Alamo officials have hired Boston-based Machado and Silvetti Associates to design the Alamo Museum and visitor center, part of the multimillion-dollar redevelopment of Alamo Plaza.
The $1.6 million contract between the Texas General Land Office (GLO) and the firm, which has the Denver Art Museum’s welcome center in its extensive portfolio, was executed on May 20.
“We really feel like we’ve found a unique team to … make this a world class experience for the public,” Alamo CEO Douglass McDonald said.
The Alamo Museum will be located where three historic buildings are currently located. Whether those buildings will be renovated, demolished, or partially demolished remains to be seen and is a point of controversy in the redevelopment.
A report on the buildings’ historical and structural assets will likely be released in June or July, McDonald said, and will be used to inform the final design of the museum. He expects a design to emerge by the end of 2019. Those renderings will be used to find private and philanthropic funding for the estimated $350-$400 million Alamo Plaza overhaul.
“We are thrilled to have been selected to preserve and enhance the extraordinary legacy of the Alamo,” Jorge Silvetti, principal of Machado Silvetti, stated in an email. “For the past 40 years, Machado Silvetti has been merging innovative and contemporary architecture with existing significant structures and historical sites. … We share this team’s commitment to what is one of the most important museum projects in the United States at this time.”
Machado Silvetti also designed the Kennedy Center for Theatre and Studio Arts, the New York University Global Center, and Qasr al Muwaiji Research and Exhibition Centre.
The GLO has also hired Dallas-based HKS Architects as the project’s architect of record, which will manage the project as well as oversee construction documents and building permits. Hiring an architect of record is common for large projects that partner with out-of-state firms. That contract is for nearly $795,000. HKS is the third-largest architecture firm in the U.S.
“With over 80 years of practice in Texas, HKS is honored to participate in this historic opportunity, along with a collaborative project team of design experts led by the talented architects of Machado Silvetti, to elevate the Alamo experience into a 21st century, contemporary museum and visitor’s center worth of this significant cultural landmark,” Craig Kolstad, senior vice president and principal of HKS, said in a news release.
The firms were selected out of more than 30 local, national, and international firms that applied for the job by the Alamo Management Committee, which is comprised of City of San Antonio, GLO, and Alamo Endowment representatives. The search was launched in August 2018.
“It was an amazing process to go through, to have 35 firms from all over the world who want to be part of this project,” McDonald said.
The architects will work off of both the Alamo Master Plan and Alamo Interpretive Plan that were approved by City Council last year and informed by years of work by citizen and stakeholder groups.
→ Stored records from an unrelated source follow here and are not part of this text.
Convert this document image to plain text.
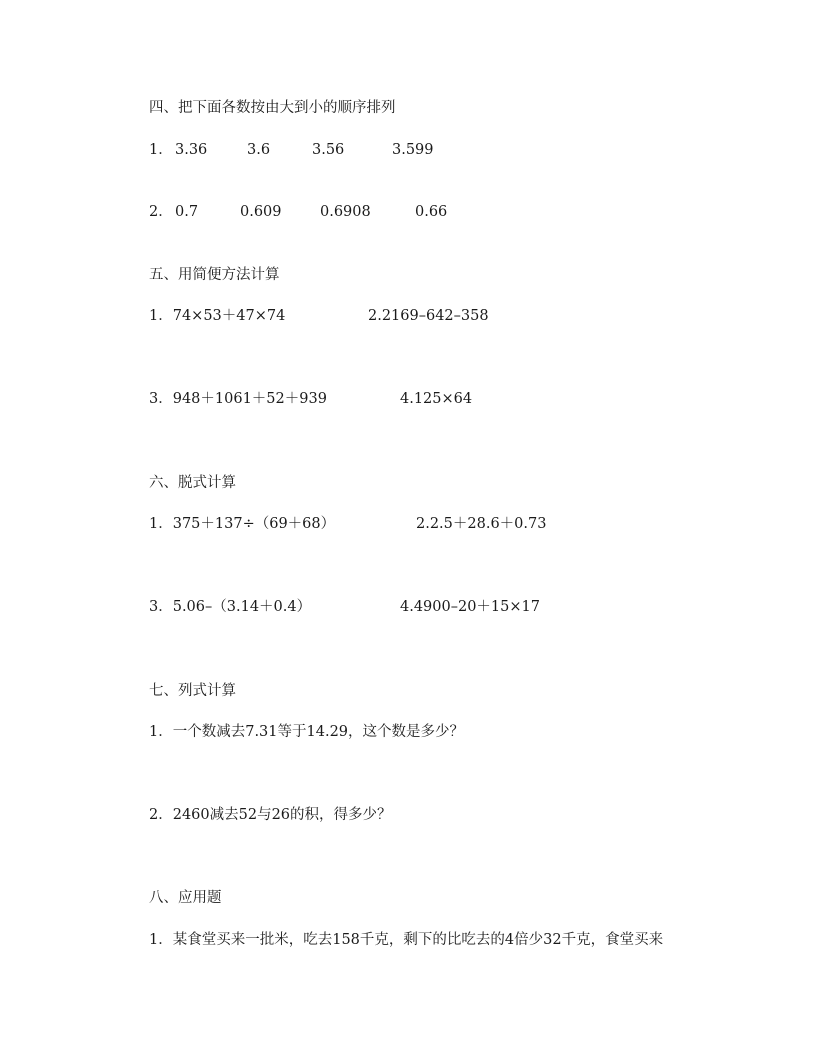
四、把下面各数按由大到小的顺序排列
1． 3.36	3.6	3.56	3.599
2． 0.7	0.609	0.6908	0.66
五、用简便方法计算
1．74×53＋47×74	2.2169–642–358
3．948＋1061＋52＋939	4.125×64
六、脱式计算
1．375＋137÷（69＋68）	2.2.5＋28.6＋0.73
3．5.06–（3.14＋0.4）	4.4900–20＋15×17
七、列式计算
1．一个数减去7.31等于14.29，这个数是多少？
2．2460减去52与26的积，得多少？
八、应用题
1．某食堂买来一批米，吃去158千克，剩下的比吃去的4倍少32千克，食堂买来
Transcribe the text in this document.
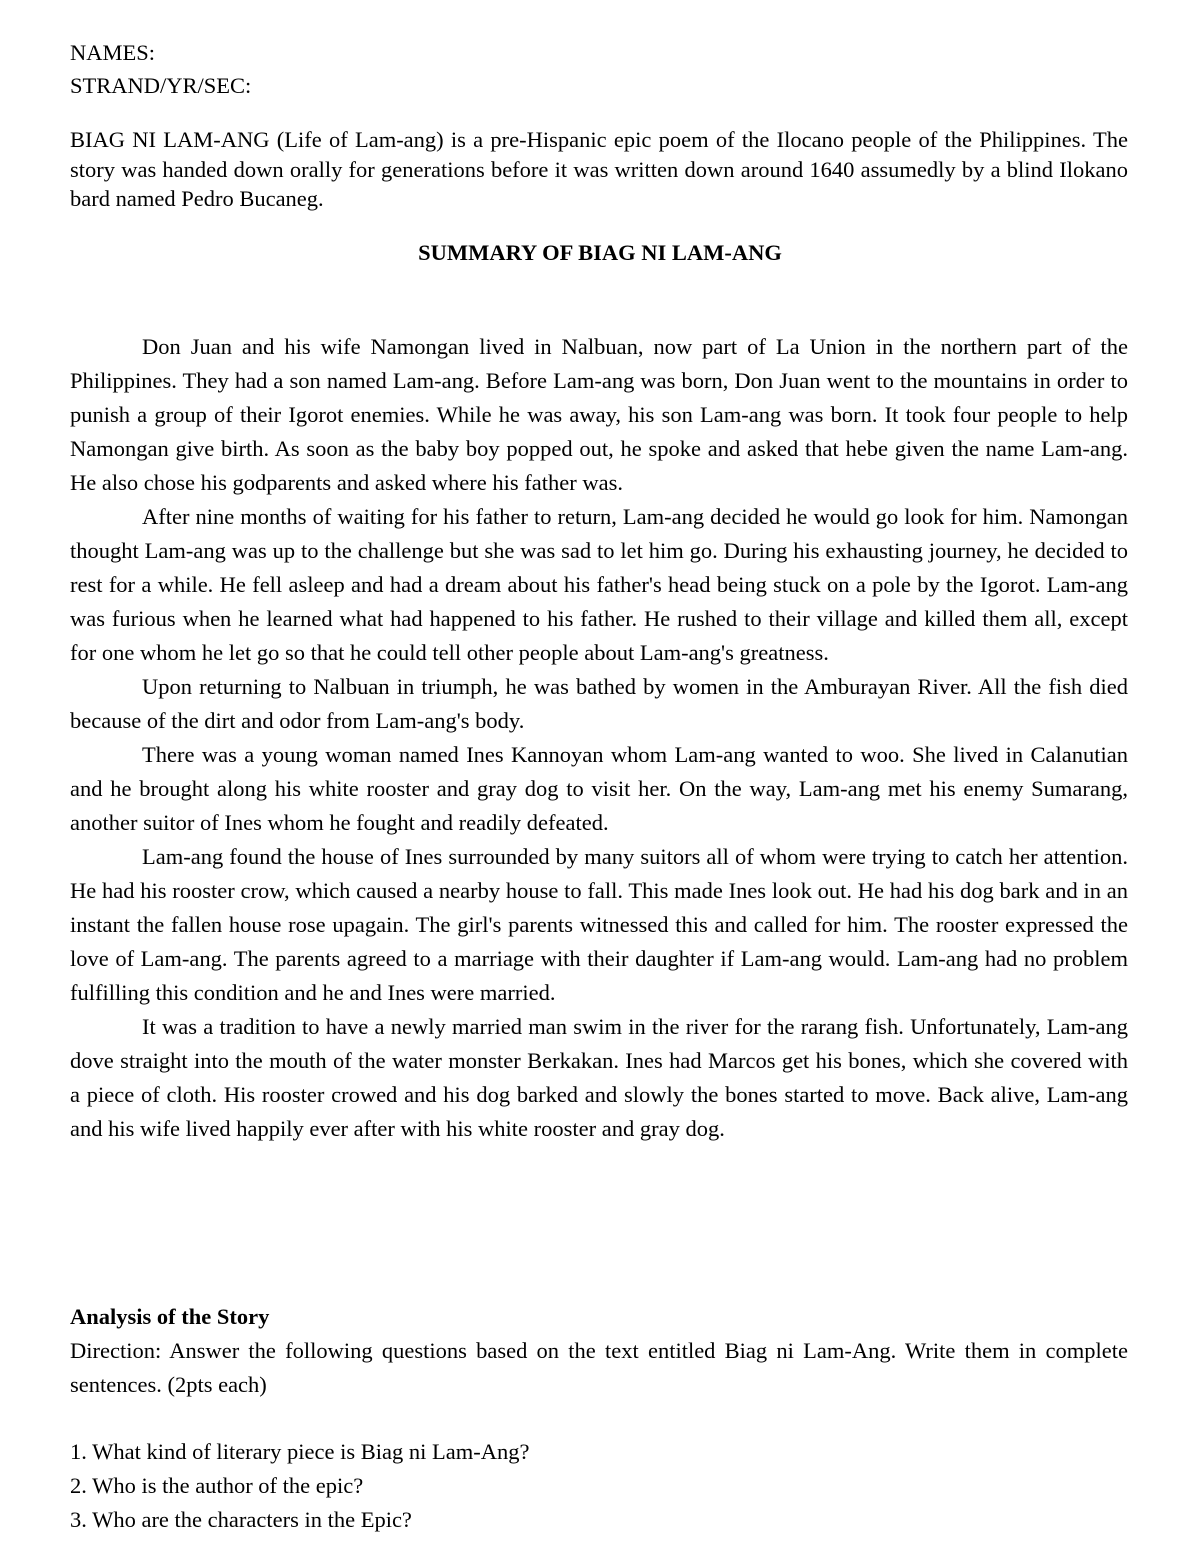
NAMES:
STRAND/YR/SEC:
BIAG NI LAM-ANG (Life of Lam-ang) is a pre-Hispanic epic poem of the Ilocano people of the Philippines. The story was handed down orally for generations before it was written down around 1640 assumedly by a blind Ilokano bard named Pedro Bucaneg.
SUMMARY OF BIAG NI LAM-ANG

Don Juan and his wife Namongan lived in Nalbuan, now part of La Union in the northern part of the Philippines. They had a son named Lam-ang. Before Lam-ang was born, Don Juan went to the mountains in order to punish a group of their Igorot enemies. While he was away, his son Lam-ang was born. It took four people to help Namongan give birth. As soon as the baby boy popped out, he spoke and asked that hebe given the name Lam-ang. He also chose his godparents and asked where his father was.

After nine months of waiting for his father to return, Lam-ang decided he would go look for him. Namongan thought Lam-ang was up to the challenge but she was sad to let him go. During his exhausting journey, he decided to rest for a while. He fell asleep and had a dream about his father's head being stuck on a pole by the Igorot. Lam-ang was furious when he learned what had happened to his father. He rushed to their village and killed them all, except for one whom he let go so that he could tell other people about Lam-ang's greatness.

Upon returning to Nalbuan in triumph, he was bathed by women in the Amburayan River. All the fish died because of the dirt and odor from Lam-ang's body.

There was a young woman named Ines Kannoyan whom Lam-ang wanted to woo. She lived in Calanutian and he brought along his white rooster and gray dog to visit her. On the way, Lam-ang met his enemy Sumarang, another suitor of Ines whom he fought and readily defeated.

Lam-ang found the house of Ines surrounded by many suitors all of whom were trying to catch her attention. He had his rooster crow, which caused a nearby house to fall. This made Ines look out. He had his dog bark and in an instant the fallen house rose upagain. The girl's parents witnessed this and called for him. The rooster expressed the love of Lam-ang. The parents agreed to a marriage with their daughter if Lam-ang would. Lam-ang had no problem fulfilling this condition and he and Ines were married.

It was a tradition to have a newly married man swim in the river for the rarang fish. Unfortunately, Lam-ang dove straight into the mouth of the water monster Berkakan. Ines had Marcos get his bones, which she covered with a piece of cloth. His rooster crowed and his dog barked and slowly the bones started to move. Back alive, Lam-ang and his wife lived happily ever after with his white rooster and gray dog.

Analysis of the Story
Direction: Answer the following questions based on the text entitled Biag ni Lam-Ang. Write them in complete sentences. (2pts each)
1. What kind of literary piece is Biag ni Lam-Ang?
2. Who is the author of the epic?
3. Who are the characters in the Epic?
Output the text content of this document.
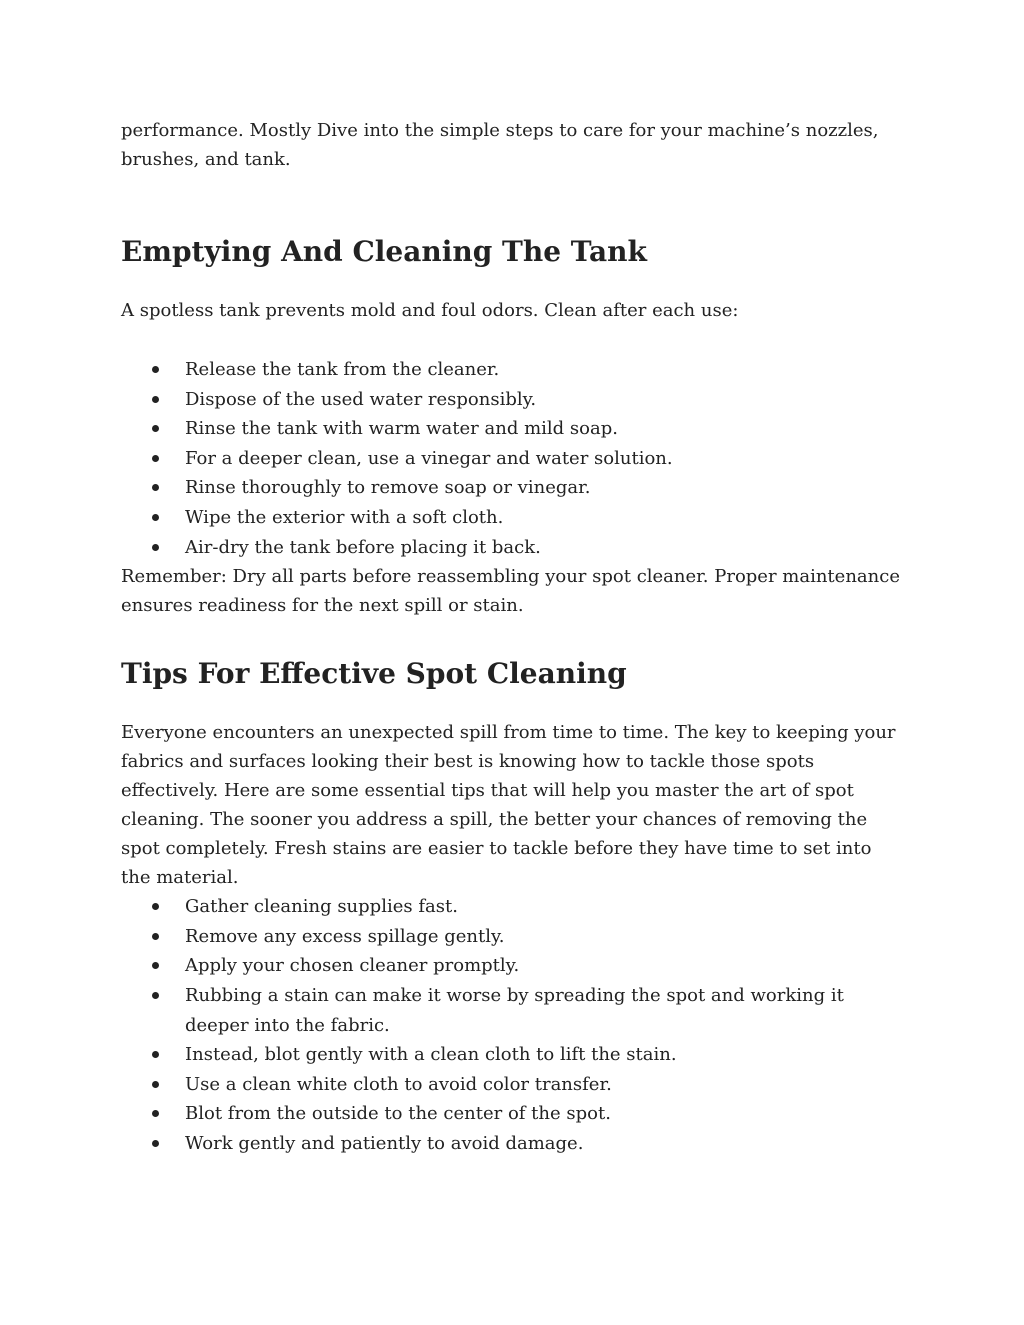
performance. Mostly Dive into the simple steps to care for your machine’s nozzles, brushes, and tank.

Emptying And Cleaning The Tank

A spotless tank prevents mold and foul odors. Clean after each use:

Release the tank from the cleaner.
Dispose of the used water responsibly.
Rinse the tank with warm water and mild soap.
For a deeper clean, use a vinegar and water solution.
Rinse thoroughly to remove soap or vinegar.
Wipe the exterior with a soft cloth.
Air-dry the tank before placing it back.

Remember: Dry all parts before reassembling your spot cleaner. Proper maintenance ensures readiness for the next spill or stain.

Tips For Effective Spot Cleaning

Everyone encounters an unexpected spill from time to time. The key to keeping your fabrics and surfaces looking their best is knowing how to tackle those spots effectively. Here are some essential tips that will help you master the art of spot cleaning. The sooner you address a spill, the better your chances of removing the spot completely. Fresh stains are easier to tackle before they have time to set into the material.

Gather cleaning supplies fast.
Remove any excess spillage gently.
Apply your chosen cleaner promptly.
Rubbing a stain can make it worse by spreading the spot and working it deeper into the fabric.
Instead, blot gently with a clean cloth to lift the stain.
Use a clean white cloth to avoid color transfer.
Blot from the outside to the center of the spot.
Work gently and patiently to avoid damage.
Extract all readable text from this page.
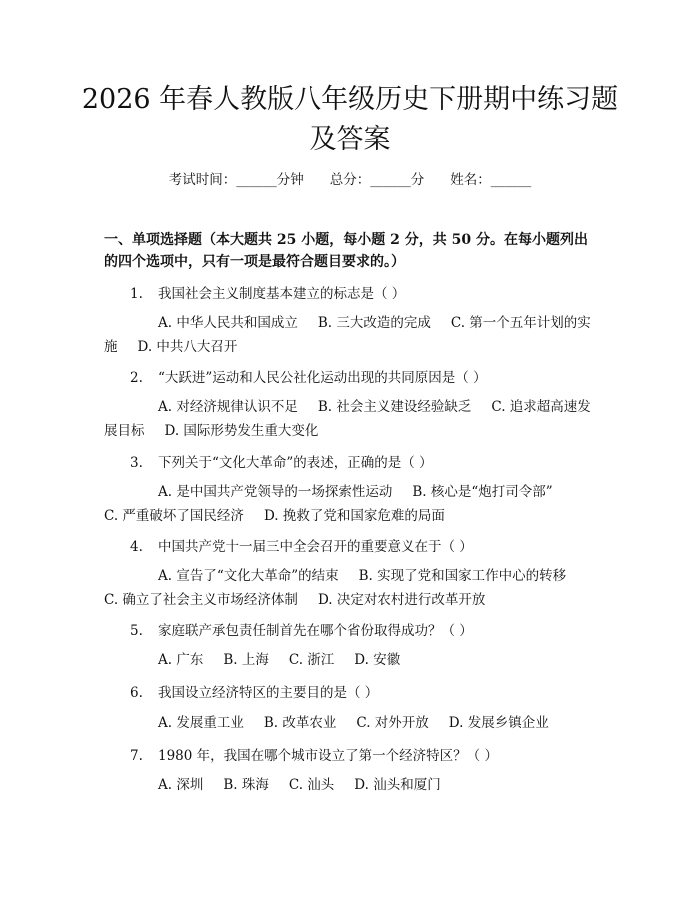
2026 年春人教版八年级历史下册期中练习题
及答案
考试时间：______分钟 总分：______分 姓名：______
一、单项选择题（本大题共 25 小题，每小题 2 分，共 50 分。在每小题列出的四个选项中，只有一项是最符合题目要求的。）
1. 我国社会主义制度基本建立的标志是（ ）
A. 中华人民共和国成立 B. 三大改造的完成 C. 第一个五年计划的实施 D. 中共八大召开
2. “大跃进”运动和人民公社化运动出现的共同原因是（ ）
A. 对经济规律认识不足 B. 社会主义建设经验缺乏 C. 追求超高速发展目标 D. 国际形势发生重大变化
3. 下列关于“文化大革命”的表述，正确的是（ ）
A. 是中国共产党领导的一场探索性运动 B. 核心是“炮打司令部”C. 严重破坏了国民经济 D. 挽救了党和国家危难的局面
4. 中国共产党十一届三中全会召开的重要意义在于（ ）
A. 宣告了“文化大革命”的结束 B. 实现了党和国家工作中心的转移C. 确立了社会主义市场经济体制 D. 决定对农村进行改革开放
5. 家庭联产承包责任制首先在哪个省份取得成功？（ ）
A. 广东 B. 上海 C. 浙江 D. 安徽
6. 我国设立经济特区的主要目的是（ ）
A. 发展重工业 B. 改革农业 C. 对外开放 D. 发展乡镇企业
7. 1980 年，我国在哪个城市设立了第一个经济特区？（ ）
A. 深圳 B. 珠海 C. 汕头 D. 汕头和厦门
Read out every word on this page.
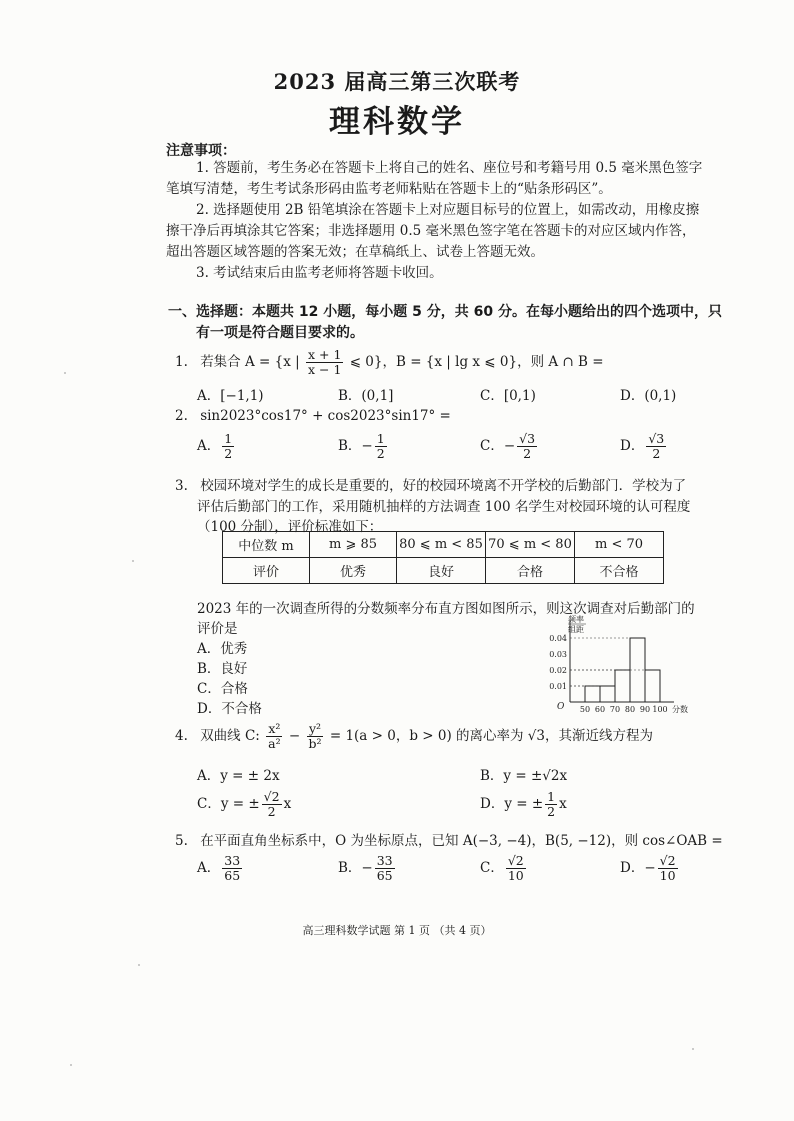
2023 届高三第三次联考
理科数学
注意事项：
1. 答题前，考生务必在答题卡上将自己的姓名、座位号和考籍号用 0.5 毫米黑色签字
笔填写清楚，考生考试条形码由监考老师粘贴在答题卡上的“贴条形码区”。
2. 选择题使用 2B 铅笔填涂在答题卡上对应题目标号的位置上，如需改动，用橡皮擦
擦干净后再填涂其它答案；非选择题用 0.5 毫米黑色签字笔在答题卡的对应区域内作答，
超出答题区域答题的答案无效；在草稿纸上、试卷上答题无效。
3. 考试结束后由监考老师将答题卡收回。
一、选择题：本题共 12 小题，每小题 5 分，共 60 分。在每小题给出的四个选项中，只
有一项是符合题目要求的。
1. 若集合 A = {x | $\frac{x + 1}{x - 1}$ ⩽ 0}，B = {x | lg x ⩽ 0}，则 A ∩ B =
A．[−1,1)	B．(0,1]	C．[0,1)	D．(0,1)
2. sin2023°cos17° + cos2023°sin17° =
A． $\frac{1}{2}$	B．− $\frac{1}{2}$	C．− $\frac{√3}{2}$	D． $\frac{√3}{2}$
3. 校园环境对学生的成长是重要的，好的校园环境离不开学校的后勤部门．学校为了
评估后勤部门的工作，采用随机抽样的方法调查 100 名学生对校园环境的认可程度
（100 分制），评价标准如下：
中位数 m	m ⩾ 85	80 ⩽ m < 85	70 ⩽ m < 80	m < 70
评价	优秀	良好	合格	不合格
2023 年的一次调查所得的分数频率分布直方图如图所示，则这次调查对后勤部门的
评价是
A．优秀
B．良好
C．合格
D．不合格	O	分数
频率
组距
0.01
0.02
0.03
0.04
50 60 70 80 90 100
4. 双曲线 C: $\frac{\text{x²}}{\text{a²}} - \frac{\text{y²}}{\text{b²}} = 1(a > 0$，b > 0) 的离心率为 √3，其渐近线方程为
A．y = ± 2x	B．y = ±√2x
C．y = ± $\frac{√2}{2}$ x	D．y = ± $\frac{1}{2}$ x
5. 在平面直角坐标系中，O 为坐标原点，已知 A(−3, −4)，B(5, −12)，则 cos∠OAB =
A． $\frac{33}{65}$	B．− $\frac{33}{65}$	C． $\frac{√2}{10}$	D．− $\frac{√2}{10}$
高三理科数学试题 第 1 页 （共 4 页）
A critical skill that these firms demonstrated – in addition to understanding the importance of the Alamo to Texas’ history – is the ability to not overdesign or overpower surrounding build environments, McDonald said. “We want to make sure that whatever we put up [across the street], we do not diminish the Alamo.”
“We looked at firms that don’t need to put a branded imprint [of themselves] on top of a civic place that’s in a very historic space,” he said. In other words: the Alamo should be the centerpiece of the plaza, not the museum.
As the design process continues, the Citizens Advisory Committee and Management Committee will be kept in the loop, McDonald said.
Several groups take issue with various elements of the plan, such as relocating the Alamo Cenotaph, closing surrounding streets to vehicular (and in some cases bicycle and pedestrian) access, and enclosing the plaza with a barrier to create specific access points.
The San Antonio Conservation Society and other historic preservationists formed the Coalition for the Woolworth Building to save one of the three historic buildings slated to be part of the Alamo Museum. That group hired Alamo Architects, which did not apply for the official Alamo Museum process, to draw up renderings of what it thought would be a suitable “compromise.” It would feature a pedestrian thoroughfare along South Alamo Street and feature the history of the Woolworth building, which was home to one of the first lunch counters in Texas to integrate during the civil rights movement in the 1960s.
In a city where black history landmarks are hard to come by, members of the coalition said, the Alamo Museum is an opportunity to change that.
But the Alamo Museum should focus on the Alamo and history that took place on the site of the Spanish-colonial mission, Alamo officials argued, and the history of civil rights in San Antonio can be celebrated elsewhere.
Conservation Society has been opposed to the Alamo Plan at every step, even though it received overwhelming approval from the Alamo committees, Historic and Design Review Commission, Planning Commission, and City Council, McDonald said.
“This is a publicity stunt, not a real design,” he said of the coalition’s renderings.